The study was approved by the Ethical Committee of Ataturk University Faculty of Medicine and written informed consent was obtained from the parents of all participants. This longitudinal study was conducted between March 2007 and February 2008. The study group consisted of otherwise healthy children aged 2-24 months whose body weight and height values were between 3rd and 97th percentiles, and who were diagnosed as VDDR. Clinical rickets was diagnosed in children who showed two or more of the following findings: craniotabes (in infants over 2 months), bilateral widened wrists, frontal bossing, bowing of the legs, pathologic fractures, hypocalcemic tetany, hypocalcemic convulsions, and Harrison’s sulcus. Infants with familial forms of rickets and those with secondary VDD due to kidney, liver and gastrointestinal system diseases were excluded from the study.
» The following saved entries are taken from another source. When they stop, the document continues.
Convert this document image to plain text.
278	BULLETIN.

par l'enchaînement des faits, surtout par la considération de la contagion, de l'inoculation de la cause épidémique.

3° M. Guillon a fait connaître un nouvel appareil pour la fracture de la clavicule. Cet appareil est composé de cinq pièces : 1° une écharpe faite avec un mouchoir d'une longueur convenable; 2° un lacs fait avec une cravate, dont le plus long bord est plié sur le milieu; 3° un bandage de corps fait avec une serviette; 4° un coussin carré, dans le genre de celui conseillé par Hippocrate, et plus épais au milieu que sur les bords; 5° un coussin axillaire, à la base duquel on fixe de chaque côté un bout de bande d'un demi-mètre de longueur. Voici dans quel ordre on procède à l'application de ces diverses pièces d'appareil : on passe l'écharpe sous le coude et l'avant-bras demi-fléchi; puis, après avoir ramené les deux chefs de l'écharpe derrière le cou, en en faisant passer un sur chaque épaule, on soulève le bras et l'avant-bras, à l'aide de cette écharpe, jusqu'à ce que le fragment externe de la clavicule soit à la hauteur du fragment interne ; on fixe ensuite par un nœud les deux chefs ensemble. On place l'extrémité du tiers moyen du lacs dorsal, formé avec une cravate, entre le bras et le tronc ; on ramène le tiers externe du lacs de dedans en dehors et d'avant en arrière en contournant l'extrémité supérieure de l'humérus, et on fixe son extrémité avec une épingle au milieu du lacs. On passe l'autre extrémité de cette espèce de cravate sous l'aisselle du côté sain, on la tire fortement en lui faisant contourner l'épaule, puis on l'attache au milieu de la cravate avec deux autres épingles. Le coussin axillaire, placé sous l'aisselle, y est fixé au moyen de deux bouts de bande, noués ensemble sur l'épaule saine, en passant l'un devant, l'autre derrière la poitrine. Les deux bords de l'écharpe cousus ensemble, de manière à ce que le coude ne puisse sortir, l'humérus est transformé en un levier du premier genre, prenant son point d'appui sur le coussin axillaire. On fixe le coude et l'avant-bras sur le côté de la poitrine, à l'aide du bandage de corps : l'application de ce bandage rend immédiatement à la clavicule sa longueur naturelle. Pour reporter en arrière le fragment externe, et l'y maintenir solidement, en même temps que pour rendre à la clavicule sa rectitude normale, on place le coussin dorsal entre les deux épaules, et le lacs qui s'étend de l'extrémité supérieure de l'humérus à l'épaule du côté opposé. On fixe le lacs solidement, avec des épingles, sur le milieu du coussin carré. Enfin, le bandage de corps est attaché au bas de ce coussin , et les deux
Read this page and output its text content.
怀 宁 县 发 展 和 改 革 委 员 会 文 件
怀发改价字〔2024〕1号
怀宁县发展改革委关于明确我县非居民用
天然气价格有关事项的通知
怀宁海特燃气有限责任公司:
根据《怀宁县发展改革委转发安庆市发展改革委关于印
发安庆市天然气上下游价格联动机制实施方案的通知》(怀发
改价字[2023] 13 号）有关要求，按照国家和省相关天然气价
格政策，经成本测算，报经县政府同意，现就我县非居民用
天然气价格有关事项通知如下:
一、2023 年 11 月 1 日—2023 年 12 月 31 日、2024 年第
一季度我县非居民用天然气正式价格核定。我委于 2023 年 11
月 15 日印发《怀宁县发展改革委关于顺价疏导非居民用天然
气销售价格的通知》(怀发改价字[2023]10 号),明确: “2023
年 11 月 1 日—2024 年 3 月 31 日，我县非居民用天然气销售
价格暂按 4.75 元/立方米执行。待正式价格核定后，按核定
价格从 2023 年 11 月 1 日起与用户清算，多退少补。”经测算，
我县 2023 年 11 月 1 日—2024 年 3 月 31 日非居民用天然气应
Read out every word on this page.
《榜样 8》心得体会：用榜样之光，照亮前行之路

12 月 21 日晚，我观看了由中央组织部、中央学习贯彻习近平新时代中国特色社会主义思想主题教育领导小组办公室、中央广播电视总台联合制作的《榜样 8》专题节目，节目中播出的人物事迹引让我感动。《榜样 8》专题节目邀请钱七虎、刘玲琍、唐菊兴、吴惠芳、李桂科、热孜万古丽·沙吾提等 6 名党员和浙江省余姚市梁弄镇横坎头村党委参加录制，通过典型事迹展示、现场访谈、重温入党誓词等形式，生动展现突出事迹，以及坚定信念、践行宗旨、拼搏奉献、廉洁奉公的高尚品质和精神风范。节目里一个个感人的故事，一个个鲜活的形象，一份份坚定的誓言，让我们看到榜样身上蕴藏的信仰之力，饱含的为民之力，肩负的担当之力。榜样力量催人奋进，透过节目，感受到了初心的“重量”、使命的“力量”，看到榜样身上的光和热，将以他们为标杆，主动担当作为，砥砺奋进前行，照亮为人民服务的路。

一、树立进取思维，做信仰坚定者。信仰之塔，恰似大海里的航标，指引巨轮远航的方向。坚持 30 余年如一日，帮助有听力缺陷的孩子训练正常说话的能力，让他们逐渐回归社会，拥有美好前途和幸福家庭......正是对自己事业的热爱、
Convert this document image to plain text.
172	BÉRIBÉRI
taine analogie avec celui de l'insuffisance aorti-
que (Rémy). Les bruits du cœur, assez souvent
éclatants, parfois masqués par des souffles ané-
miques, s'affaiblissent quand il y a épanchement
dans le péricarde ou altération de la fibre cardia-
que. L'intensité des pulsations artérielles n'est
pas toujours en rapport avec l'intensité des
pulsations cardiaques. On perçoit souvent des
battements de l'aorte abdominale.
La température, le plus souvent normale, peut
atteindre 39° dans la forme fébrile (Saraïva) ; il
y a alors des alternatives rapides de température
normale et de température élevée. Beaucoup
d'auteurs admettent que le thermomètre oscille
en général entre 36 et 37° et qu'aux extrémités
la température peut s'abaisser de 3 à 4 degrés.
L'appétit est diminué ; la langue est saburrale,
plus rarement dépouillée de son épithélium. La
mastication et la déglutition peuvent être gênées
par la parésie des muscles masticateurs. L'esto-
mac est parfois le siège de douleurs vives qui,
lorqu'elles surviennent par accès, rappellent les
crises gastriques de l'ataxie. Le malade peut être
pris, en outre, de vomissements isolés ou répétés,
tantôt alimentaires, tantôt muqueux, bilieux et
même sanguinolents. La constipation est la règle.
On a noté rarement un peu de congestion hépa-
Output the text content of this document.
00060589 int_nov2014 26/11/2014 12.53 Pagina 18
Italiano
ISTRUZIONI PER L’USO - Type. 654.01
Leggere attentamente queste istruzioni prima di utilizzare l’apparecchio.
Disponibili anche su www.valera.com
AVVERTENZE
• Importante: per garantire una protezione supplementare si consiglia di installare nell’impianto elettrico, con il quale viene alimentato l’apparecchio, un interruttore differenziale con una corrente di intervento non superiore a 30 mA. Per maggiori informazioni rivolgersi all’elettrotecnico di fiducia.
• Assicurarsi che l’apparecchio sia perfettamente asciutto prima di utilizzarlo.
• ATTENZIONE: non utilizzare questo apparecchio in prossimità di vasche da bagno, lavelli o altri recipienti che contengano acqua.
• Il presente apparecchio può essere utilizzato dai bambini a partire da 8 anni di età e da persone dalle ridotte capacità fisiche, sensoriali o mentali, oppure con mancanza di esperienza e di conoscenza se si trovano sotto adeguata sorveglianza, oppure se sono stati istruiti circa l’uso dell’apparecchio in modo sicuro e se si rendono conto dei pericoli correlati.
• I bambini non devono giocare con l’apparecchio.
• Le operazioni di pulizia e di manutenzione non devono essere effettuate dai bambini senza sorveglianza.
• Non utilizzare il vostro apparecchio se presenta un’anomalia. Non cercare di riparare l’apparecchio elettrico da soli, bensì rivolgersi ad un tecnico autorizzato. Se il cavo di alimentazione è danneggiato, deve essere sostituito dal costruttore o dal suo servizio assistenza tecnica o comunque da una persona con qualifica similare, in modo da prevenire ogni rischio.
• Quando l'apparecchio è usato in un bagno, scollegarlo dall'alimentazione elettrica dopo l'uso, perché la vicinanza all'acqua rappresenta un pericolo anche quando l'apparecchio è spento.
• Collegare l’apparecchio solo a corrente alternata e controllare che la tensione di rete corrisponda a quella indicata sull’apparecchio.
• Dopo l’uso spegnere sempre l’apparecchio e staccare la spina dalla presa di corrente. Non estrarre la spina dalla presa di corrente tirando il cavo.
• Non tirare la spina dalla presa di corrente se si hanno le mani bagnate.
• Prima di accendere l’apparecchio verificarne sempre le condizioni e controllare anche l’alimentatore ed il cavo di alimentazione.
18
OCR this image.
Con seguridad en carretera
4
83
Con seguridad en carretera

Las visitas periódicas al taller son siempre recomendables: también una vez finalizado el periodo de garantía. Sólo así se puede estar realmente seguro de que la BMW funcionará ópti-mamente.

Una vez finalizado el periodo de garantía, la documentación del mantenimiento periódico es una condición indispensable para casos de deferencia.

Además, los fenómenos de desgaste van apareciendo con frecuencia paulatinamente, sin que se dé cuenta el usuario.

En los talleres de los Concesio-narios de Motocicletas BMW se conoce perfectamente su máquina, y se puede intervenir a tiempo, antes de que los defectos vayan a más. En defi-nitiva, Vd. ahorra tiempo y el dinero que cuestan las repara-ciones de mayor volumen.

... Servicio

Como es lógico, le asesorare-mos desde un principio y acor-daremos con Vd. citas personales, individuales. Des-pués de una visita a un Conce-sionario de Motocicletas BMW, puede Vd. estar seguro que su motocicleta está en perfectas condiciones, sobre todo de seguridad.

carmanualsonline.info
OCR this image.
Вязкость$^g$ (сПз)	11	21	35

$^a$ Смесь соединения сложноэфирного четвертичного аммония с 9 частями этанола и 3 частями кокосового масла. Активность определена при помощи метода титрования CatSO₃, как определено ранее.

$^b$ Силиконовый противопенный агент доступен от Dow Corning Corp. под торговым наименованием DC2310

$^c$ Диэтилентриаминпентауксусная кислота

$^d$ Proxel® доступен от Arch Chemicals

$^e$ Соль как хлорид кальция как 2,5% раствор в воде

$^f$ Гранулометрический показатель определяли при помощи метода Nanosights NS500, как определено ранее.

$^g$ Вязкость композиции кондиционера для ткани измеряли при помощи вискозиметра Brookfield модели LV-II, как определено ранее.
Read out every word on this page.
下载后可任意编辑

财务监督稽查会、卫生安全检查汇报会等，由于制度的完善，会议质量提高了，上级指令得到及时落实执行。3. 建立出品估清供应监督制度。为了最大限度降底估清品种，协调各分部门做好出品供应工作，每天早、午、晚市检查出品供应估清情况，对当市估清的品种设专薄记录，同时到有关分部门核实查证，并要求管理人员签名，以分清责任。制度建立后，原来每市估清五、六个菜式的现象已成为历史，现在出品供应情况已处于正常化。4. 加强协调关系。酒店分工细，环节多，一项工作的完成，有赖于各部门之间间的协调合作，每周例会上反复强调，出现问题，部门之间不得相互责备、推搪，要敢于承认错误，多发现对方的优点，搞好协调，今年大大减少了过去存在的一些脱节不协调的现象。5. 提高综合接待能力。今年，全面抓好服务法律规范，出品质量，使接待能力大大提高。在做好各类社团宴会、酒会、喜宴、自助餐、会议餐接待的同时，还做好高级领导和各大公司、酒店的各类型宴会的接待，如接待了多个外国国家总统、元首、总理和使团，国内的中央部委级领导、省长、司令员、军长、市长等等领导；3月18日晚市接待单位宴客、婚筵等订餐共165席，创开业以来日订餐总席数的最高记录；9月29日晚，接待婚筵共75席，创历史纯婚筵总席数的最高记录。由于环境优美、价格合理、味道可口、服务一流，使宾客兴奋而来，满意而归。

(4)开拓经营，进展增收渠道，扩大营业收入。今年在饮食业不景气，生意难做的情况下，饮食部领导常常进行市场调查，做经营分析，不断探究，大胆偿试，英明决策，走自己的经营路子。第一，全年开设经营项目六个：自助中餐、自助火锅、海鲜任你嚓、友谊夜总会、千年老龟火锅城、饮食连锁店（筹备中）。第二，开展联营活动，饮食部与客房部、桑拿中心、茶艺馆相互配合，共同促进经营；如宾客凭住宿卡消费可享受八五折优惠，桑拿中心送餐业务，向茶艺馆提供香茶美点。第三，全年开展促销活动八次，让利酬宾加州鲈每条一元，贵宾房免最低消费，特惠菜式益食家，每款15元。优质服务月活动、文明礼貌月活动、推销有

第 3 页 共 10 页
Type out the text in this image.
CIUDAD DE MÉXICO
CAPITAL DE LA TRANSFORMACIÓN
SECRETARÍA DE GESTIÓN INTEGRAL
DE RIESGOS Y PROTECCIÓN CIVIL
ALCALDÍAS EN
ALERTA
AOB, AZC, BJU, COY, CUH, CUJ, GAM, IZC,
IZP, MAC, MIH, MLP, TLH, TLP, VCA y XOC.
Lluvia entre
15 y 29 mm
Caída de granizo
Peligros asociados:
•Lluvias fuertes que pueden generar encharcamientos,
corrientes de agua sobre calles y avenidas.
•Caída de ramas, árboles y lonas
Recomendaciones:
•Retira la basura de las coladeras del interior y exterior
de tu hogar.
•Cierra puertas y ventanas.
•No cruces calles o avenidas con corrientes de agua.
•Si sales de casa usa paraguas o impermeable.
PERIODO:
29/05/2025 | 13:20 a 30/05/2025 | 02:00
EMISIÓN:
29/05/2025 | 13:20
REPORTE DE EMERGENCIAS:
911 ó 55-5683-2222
The anthropometric indices of the patients were recorded before and after therapy. Weight was measured using an electronic scale (Seca Model 770, Hamburg, Germany). Length (±0.1 cm) was measured using a body-length measurer by a paediatrician. Body mass index (BMI) was calculated as body weight (kg)/square of length (m2). Radiological and laboratory investigations were carried out in all cases diagnosed as VDDR. Radiological evidence of rickets by radiography of the left wrist included two or more of the following signs: generalized osteopenia, fraying and cupping of the distal ends of the radius or ulna. To confirm the diagnosis of VDDR biochemically, serum calcium (Ca), phosphorus (P), alkaline phosphatase (ALP), serum intact parathyroid hormone (iPTH), and 25-hydroxyvitamin D (25(OH)D) were measured in all patients. VDD was defined as a serum 25(OH)D level less than 10 ng/ml (9
All patients were treated with an intramuscular single dose (300.000 IU) of vitamin D3, and 50 mg/kg/day of elementary calcium lactate administered orally for ten days. The patients were invited to the clinic one month after the initiation of therapy. Serum Ca, P, ALP, iPTH, and 25(OH)D were re-measured and radiography of the left wrists were re-evaluated. If the serum Ca, P, and 25(OH)D concentrations increased while serum iPTH and ALP concentrations decreased compared to pre-treatment values, and if a calcification zone along the metaphyseal-diaphyseal border was detected radiologically, the patient was considered to be healed.
Measurement of serum adiponectin levels, and biochemical and hormonal parameters
Blood samples were obtained before and after treatment. Biochemical tests were studied immediately. For hormone measurements, serum samples were transferred into Eppendorf tubes and stored at -20 oC until assayed. Adiponectin was measured by ELISA using the kits and protocol from ORGENIUM Laboratories, Inc. (AviBion Human Adiponectin (Acrp30) ELISA Kit, Helsinki, Finland). Serum Ca, P, and ALP levels were measured using the calorimetric method. Serum iPTH was determined with chemiluminescence enzyme immunoassay method using the iPTH kit (IMMULITE 2000 Intact PTH Kit, DPC Co., USA). Serum 25(OH)D level was determined by competitive binding RIA (Gamma-B, 25(OH)D RIA, Immunodiagnostic Systems, UK).
All the calculations were made by using SPSS (version 15.0, Chicago, IL, USA) for Windows. The Wilcoxon-Smirnov test was used for the significance level of the differences between longitudinal patterns. Correlations between two variables were tested by Pearson’s correlation coefficient. The results were expressed as mean±SD; p<0.05 was considered statistically significant.